After N’Golo Kante threw them a lifeline with a remarkable solo goal Chelsea chased gamely for an equaliser but could not find it, and overall deserved to lose.

This time last year they had outplayed Liverpool at home, only to be thwarted in the last minute by a one-in-a-thousand Daniel Sturridge strike for an equaliser. Still the crowd applauded the team off the field. Objectively Chelsea have got worse, yet the supporters seem much happier.

The question is, how long can this last? The next few months of the Frank Lampard era at Chelsea will go some way towards telling us what football fans really want. Is it all about having a winning team? Or is the specific identity of the team just as important?

The evidence of the Premier League era seems fairly conclusive. Fans don’t care where players, coaches or owners come from, as long as they win. Manchester United fans have gleefully sung anti-England songs in tribute to Argentine and Portuguese stars. Arsenal pretty much became French for several years. Manchester City thanks Sheikh Mansour. Liverpool fans serenaded Mo Salah’s record-breaking 2018 season with lines like “if he scores another few, then I’ll be Muslim too”.
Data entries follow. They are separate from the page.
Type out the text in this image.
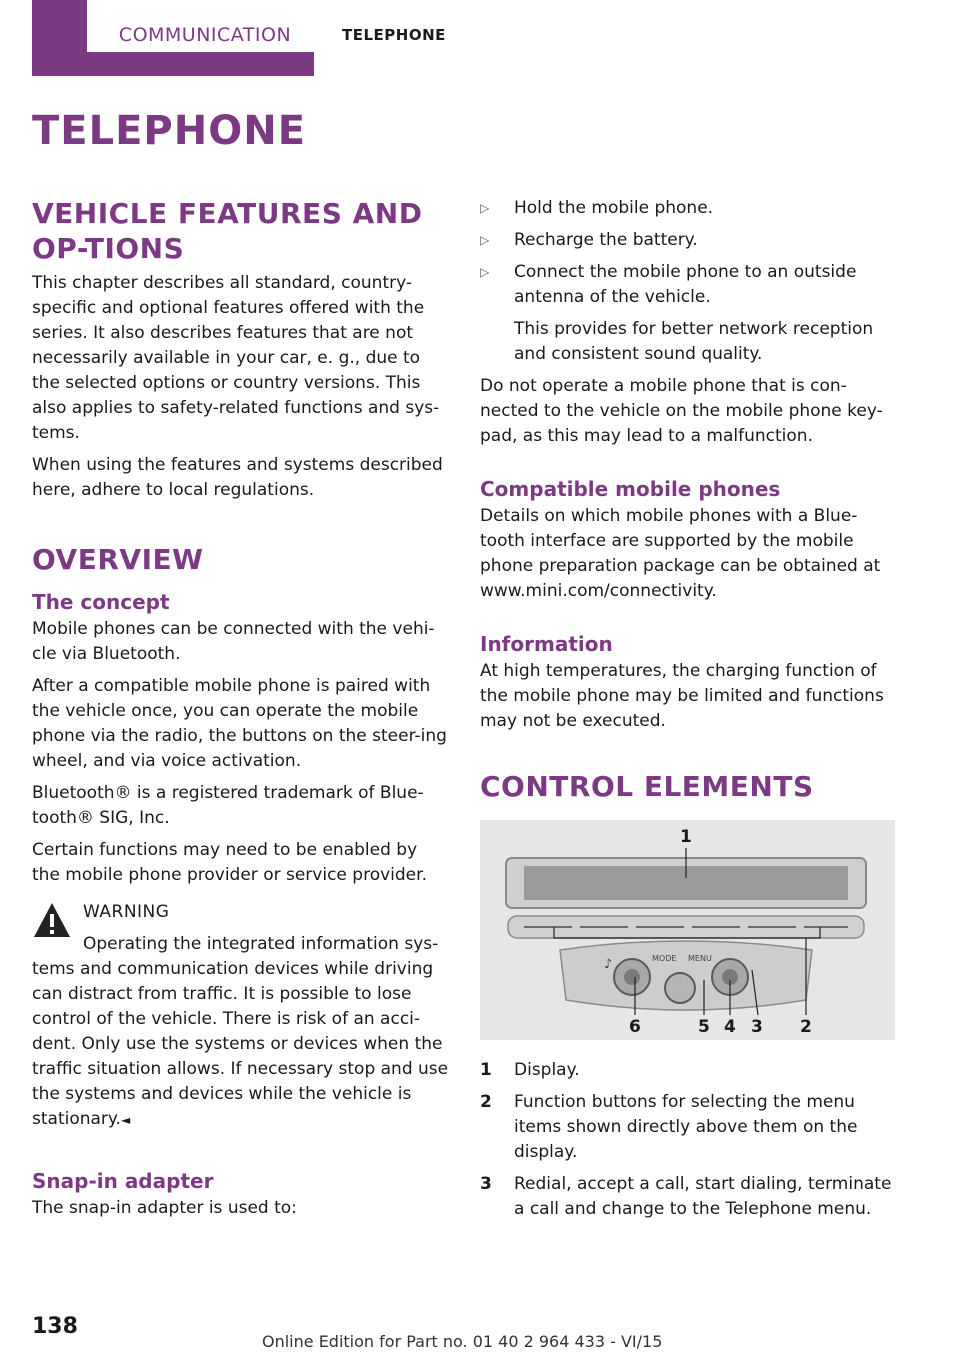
COMMUNICATION	TELEPHONE
TELEPHONE
VEHICLE FEATURES AND OP-TIONS

This chapter describes all standard, country-specific and optional features offered with the series. It also describes features that are not necessarily available in your car, e. g., due to the selected options or country versions. This also applies to safety-related functions and sys-tems.

When using the features and systems described here, adhere to local regulations.

OVERVIEW
The concept

Mobile phones can be connected with the vehi-cle via Bluetooth.

After a compatible mobile phone is paired with the vehicle once, you can operate the mobile phone via the radio, the buttons on the steer-ing wheel, and via voice activation.

Bluetooth® is a registered trademark of Blue-tooth® SIG, Inc.

Certain functions may need to be enabled by the mobile phone provider or service provider.

WARNING

Operating the integrated information sys-tems and communication devices while driving can distract from traffic. It is possible to lose control of the vehicle. There is risk of an acci-dent. Only use the systems or devices when the traffic situation allows. If necessary stop and use the systems and devices while the vehicle is stationary.◄

Snap-in adapter

The snap-in adapter is used to:

▷ Hold the mobile phone.
▷ Recharge the battery.
▷ Connect the mobile phone to an outside antenna of the vehicle.
This provides for better network reception and consistent sound quality.

Do not operate a mobile phone that is con-nected to the vehicle on the mobile phone key-pad, as this may lead to a malfunction.

Compatible mobile phones

Details on which mobile phones with a Blue-tooth interface are supported by the mobile phone preparation package can be obtained at www.mini.com/connectivity.

Information

At high temperatures, the charging function of the mobile phone may be limited and functions may not be executed.

CONTROL ELEMENTS
MODE MENU
♪
1
6	5 4 3 2
1 Display.
2 Function buttons for selecting the menu items shown directly above them on the display.
3 Redial, accept a call, start dialing, terminate a call and change to the Telephone menu.
138
Online Edition for Part no. 01 40 2 964 433 - VI/15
In a way, these successful teams have embodied the liberal dream – living proof that people of all races, cultures and creeds can come together with a common purpose, living, working and celebrating together like brothers. Just as long as they keep winning, at least.

Glory days

The Premier League has seen at least two examples of teams including a group of young home-produced players whose vibrant and exciting football left a really lasting impression: David O’Leary’s ‘babies’ at Leeds 20 years ago, and Alex Ferguson’s Class of 92 group a couple of years before that.

Yet O’Leary’s team quickly disintegrated amid financial meltdown and personal acrimony, while Alan Hansen might have been right about Ferguson’s team if the kids hadn’t had experienced minders like Peter Schmeichel, Roy Keane, Eric Cantona, Denis Irwin and Andy Cole.
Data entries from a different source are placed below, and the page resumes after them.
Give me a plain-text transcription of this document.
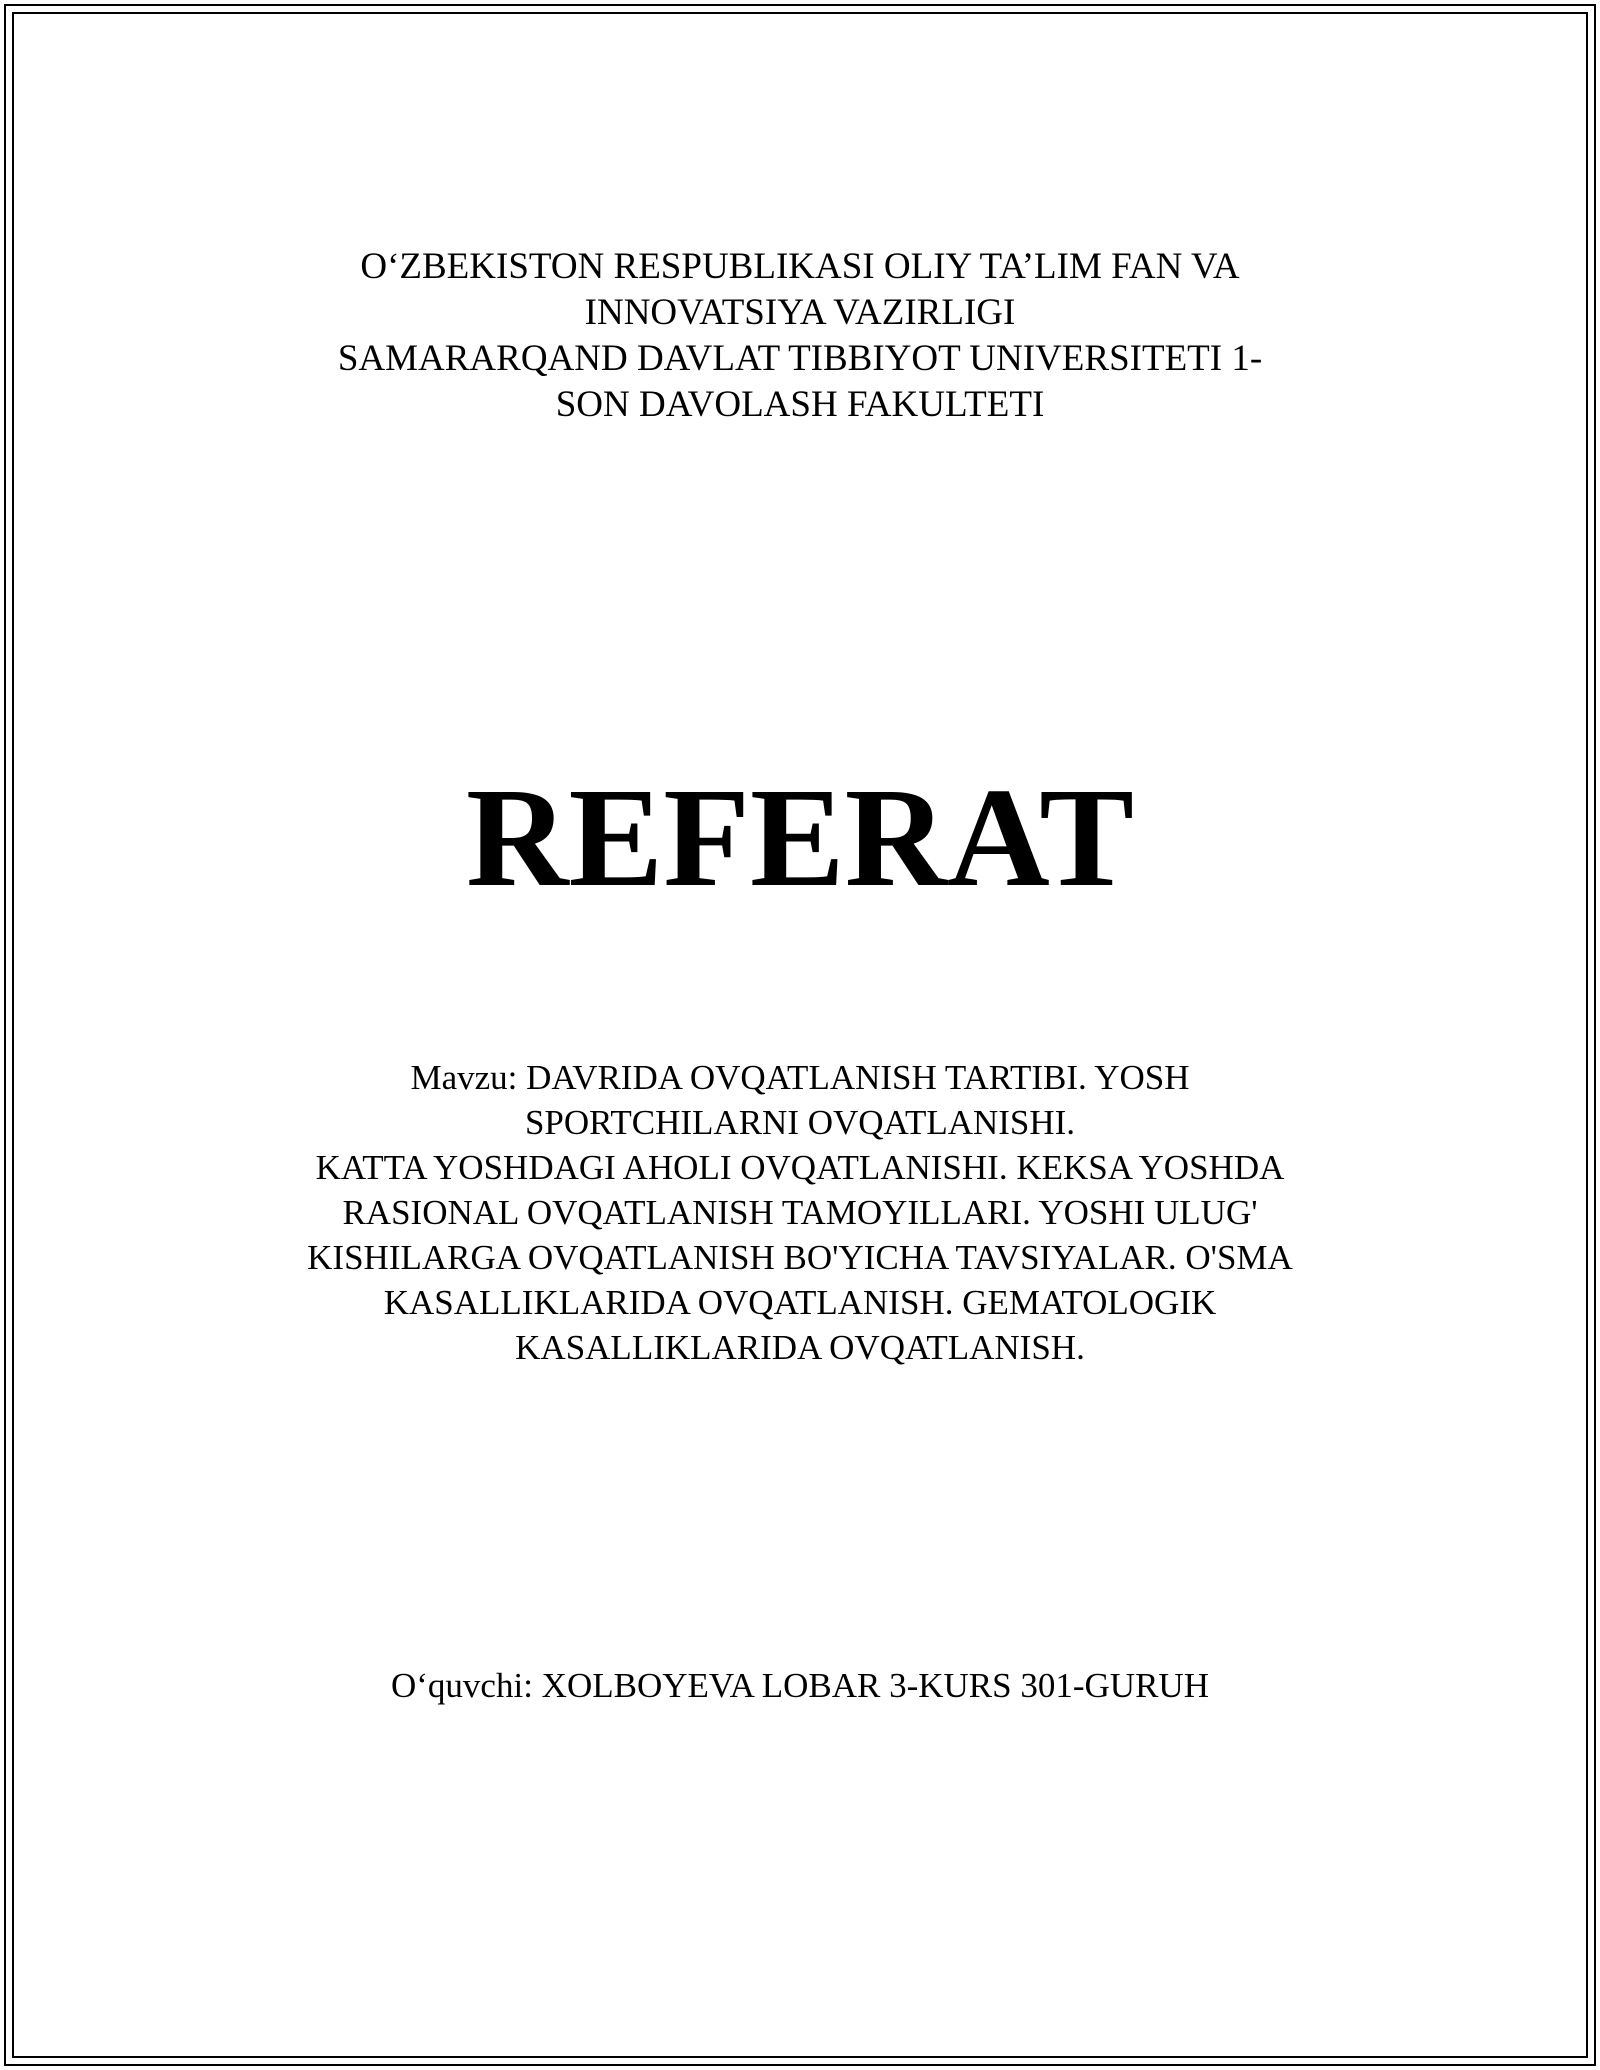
O‘ZBEKISTON RESPUBLIKASI OLIY TA’LIM FAN VA
INNOVATSIYA VAZIRLIGI
SAMARARQAND DAVLAT TIBBIYOT UNIVERSITETI 1-
SON DAVOLASH FAKULTETI
REFERAT
Mavzu: DAVRIDA OVQATLANISH TARTIBI. YOSH
SPORTCHILARNI OVQATLANISHI.
KATTA YOSHDAGI AHOLI OVQATLANISHI. KEKSA YOSHDA
RASIONAL OVQATLANISH TAMOYILLARI. YOSHI ULUG'
KISHILARGA OVQATLANISH BO'YICHA TAVSIYALAR. O'SMA
KASALLIKLARIDA OVQATLANISH. GEMATOLOGIK
KASALLIKLARIDA OVQATLANISH.
O‘quvchi: XOLBOYEVA LOBAR 3-KURS 301-GURUH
Can having an exciting homegrown “core” make your supporters so happy that they’re prepared to accept bad results? The evidence is not promising.

Remember the famous 2012 photo of Arsène Wenger’s new British Core, with the beaming Wenger standing behind Aaron Ramsey, Jack Wilshere, Alex Oxlade-Chamberlain, Kieran Gibbs and Carl Jenkinson as they signed their new long-term contracts?

That team soon had Arsenal supporters pining for the glory days when their matchday squad didn’t include a single British player.

Bobby Robson assembled a promising group of young British players at Newcastle in the early 2000s – Jermaine Jenas, Kieron Dyer, Craig Bellamy, Titus Bramble, Shola Ameobi, Darren Ambrose, etc. They failed. Robson got the sack and Newcastle have never been the same since.

So that’s how it works. Win, and they don’t care where you come from. Lose, and if you come from around here you’ll wish you came from somewhere else.

The lesson for Lampard is clear: talk about young players always goes down well, but don’t forget how hard it is to win matches in the Premier League without a few seasoned internationals to hold your team together.

Chelsea fans love Mason Mount right now, but all it takes is an unlucky run of missed chances, like the one he missed late against Liverpool, and the questions will start. Is Mount paying too much attention to that quiff? Is this guy fully focused on the club?

Maybe the biggest long-term factor in Lampard’s favour is a largely unspoken one: the diminishing expectations of Chelsea supporters. Roman Abramovich has been consciously uncoupling from Chelsea since at least 2018, when the UK government launched a range of new sanctions against Russia. Abramovich took Israeli citizenship and shelved the new stadium project. Without the sugar daddy Chelsea are no longer a superpower. And fading superpowers love nostalgia, sentimentality and magical thinking.

At this moment, the idea that Chelsea could compensate for the loss of their old financial power by harnessing the genius of their youth has huge sentimental power. And the man overseeing the hoped-for miracle is Chelsea’s good old days in human form.

As Ole Gunnar Solskjaer has learned, that won’t keep the fans with Lampard forever. But for now, it’s helping to numb the pain of decline.